Professor Jennifer Daskal – senior research fellow at the Cross-Border Data Forum – has been named Deputy General Counsel (Cyber and Technology) at the U.S. Department of Homeland Security (DHS). Her work there will notably include acting as counsel for the Cybersecurity and Infrastructure Security Agency (CISA), as part of her cyber/tech portfolio.
Professor Daskal is a prolific scholar, with recent publications including “The Un-Territoriality of Data,” in the Yale Law Journal, and “Borders and Bits,” in the Vanderbilt Law Review.
Daskal has contributed her expertise in many ways to CBDF, including in these CBDF blog publications:
- Budapest Convention: What is it and How is it Being Updated?
- Just Security – Correcting the Record: Wiretaps, the CLOUD Act, and the US-UK Agreement
- Just Security/Lawfare – The U.K.-U.S. CLOUD Act Agreement Is Finally Here, Containing New Safeguards
- The Yale Law Journal Online – Privacy and Security Across Borders
- Frequently Asked Questions about the U.S. CLOUD Act
- eucrim – Unpacking the CLOUD Act
- IAPP – Announcing the new Cross-Border Data Forum
- IAPP – The Globalization of Criminal Evidence
- Setting the Record Straight: The CLOUD Act and the Reach of Wiretapping Authority Under US Law
- Lawfare – A Possible EU-US Agreement on Law Enforcement Access to Data?
- Lawfare – 9 Suggestions for Implementing the Cloud Act
- IAPP – What the Cloud Act means for privacy pros
Prior to her recent entry into government service, Professor Daskal acted as faculty director of the American University Washington College of Law Tech, Law and Security Program (TLS).
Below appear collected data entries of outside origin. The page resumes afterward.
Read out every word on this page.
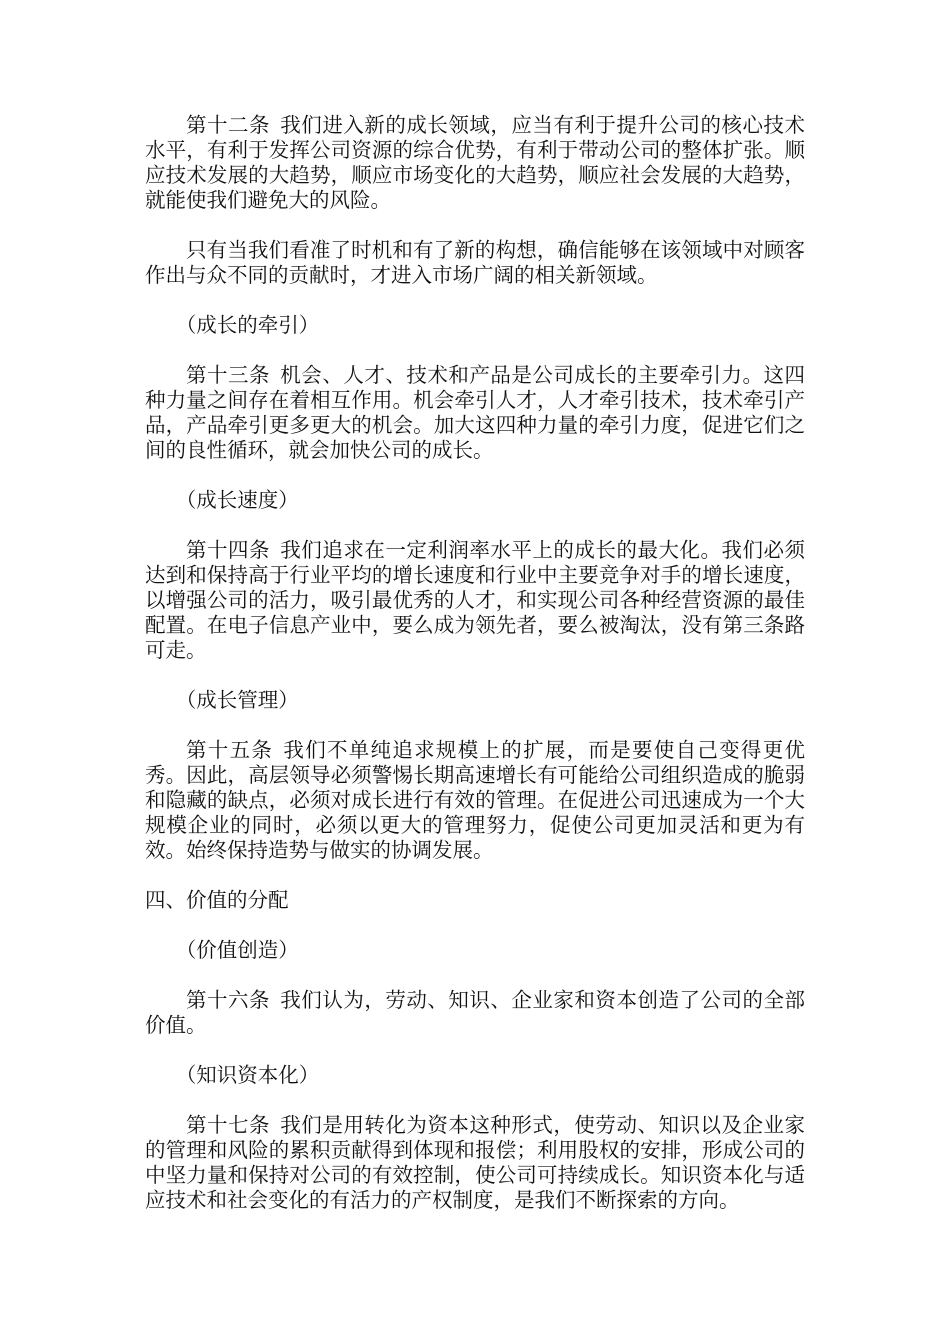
第十二条 我们进入新的成长领域，应当有利于提升公司的核心技术水平，有利于发挥公司资源的综合优势，有利于带动公司的整体扩张。顺应技术发展的大趋势，顺应市场变化的大趋势，顺应社会发展的大趋势，就能使我们避免大的风险。

只有当我们看准了时机和有了新的构想，确信能够在该领域中对顾客作出与众不同的贡献时，才进入市场广阔的相关新领域。

（成长的牵引）

第十三条 机会、人才、技术和产品是公司成长的主要牵引力。这四种力量之间存在着相互作用。机会牵引人才，人才牵引技术，技术牵引产品，产品牵引更多更大的机会。加大这四种力量的牵引力度，促进它们之间的良性循环，就会加快公司的成长。

（成长速度）

第十四条 我们追求在一定利润率水平上的成长的最大化。我们必须达到和保持高于行业平均的增长速度和行业中主要竞争对手的增长速度，以增强公司的活力，吸引最优秀的人才，和实现公司各种经营资源的最佳配置。在电子信息产业中，要么成为领先者，要么被淘汰，没有第三条路可走。

（成长管理）

第十五条 我们不单纯追求规模上的扩展，而是要使自己变得更优秀。因此，高层领导必须警惕长期高速增长有可能给公司组织造成的脆弱和隐藏的缺点，必须对成长进行有效的管理。在促进公司迅速成为一个大规模企业的同时，必须以更大的管理努力，促使公司更加灵活和更为有效。始终保持造势与做实的协调发展。

四、价值的分配

（价值创造）

第十六条 我们认为，劳动、知识、企业家和资本创造了公司的全部价值。

（知识资本化）

第十七条 我们是用转化为资本这种形式，使劳动、知识以及企业家的管理和风险的累积贡献得到体现和报偿；利用股权的安排，形成公司的中坚力量和保持对公司的有效控制，使公司可持续成长。知识资本化与适应技术和社会变化的有活力的产权制度，是我们不断探索的方向。
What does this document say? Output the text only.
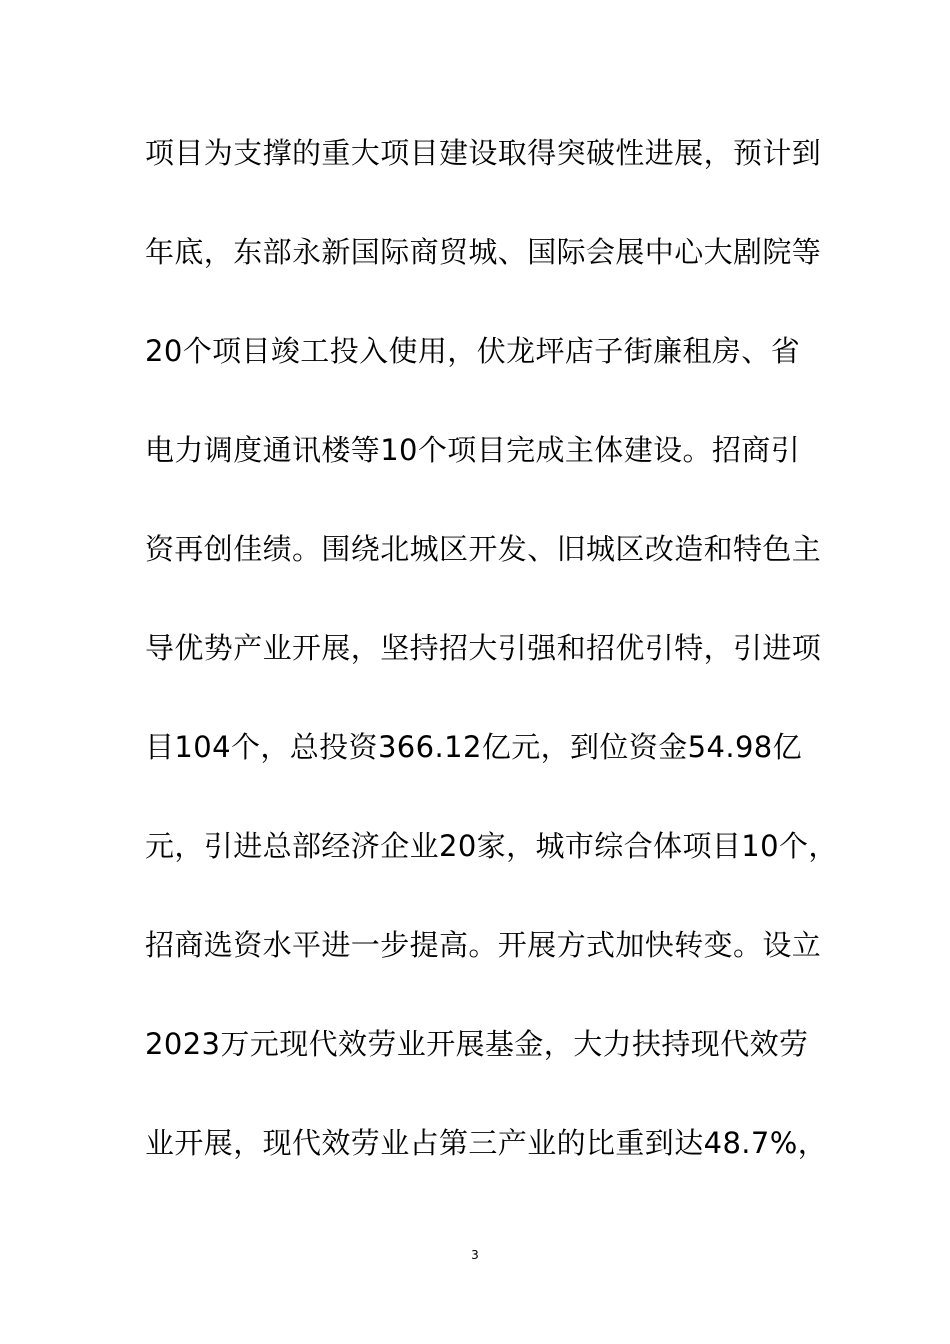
项目为支撑的重大项目建设取得突破性进展，预计到
年底，东部永新国际商贸城、国际会展中心大剧院等
20个项目竣工投入使用，伏龙坪店子街廉租房、省
电力调度通讯楼等10个项目完成主体建设。招商引
资再创佳绩。围绕北城区开发、旧城区改造和特色主
导优势产业开展，坚持招大引强和招优引特，引进项
目104个，总投资366.12亿元，到位资金54.98亿
元，引进总部经济企业20家，城市综合体项目10个，
招商选资水平进一步提高。开展方式加快转变。设立
2023万元现代效劳业开展基金，大力扶持现代效劳
业开展，现代效劳业占第三产业的比重到达48.7%，
3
From 2009-2011, Daskal was counsel to the Assistant Attorney General for National Security at the Department of Justice. Prior to joining DOJ, Daskal was senior counterterrorism counsel at Human Rights Watch, worked as a staff attorney for the Public Defender Service for the District of Columbia, and clerked for the Honorable Jed S. Rakoff. She also spent two years as a national security law fellow and adjunct professor at Georgetown Law Center. From 2016-2017, she was an Open Society Institute Fellow working on issues related to privacy and law enforcement access to data across borders.
The CBDF is grateful for all of the contributions Daskal has made to the CBDF since its founding after the 2018 passage of the CLOUD Act, and wishes her all the best in her new role.
These statements are attributable only to the authors, and their publication here does not necessarily reflect the view of the Cross-Border Data Forum or any participating individuals or organizations.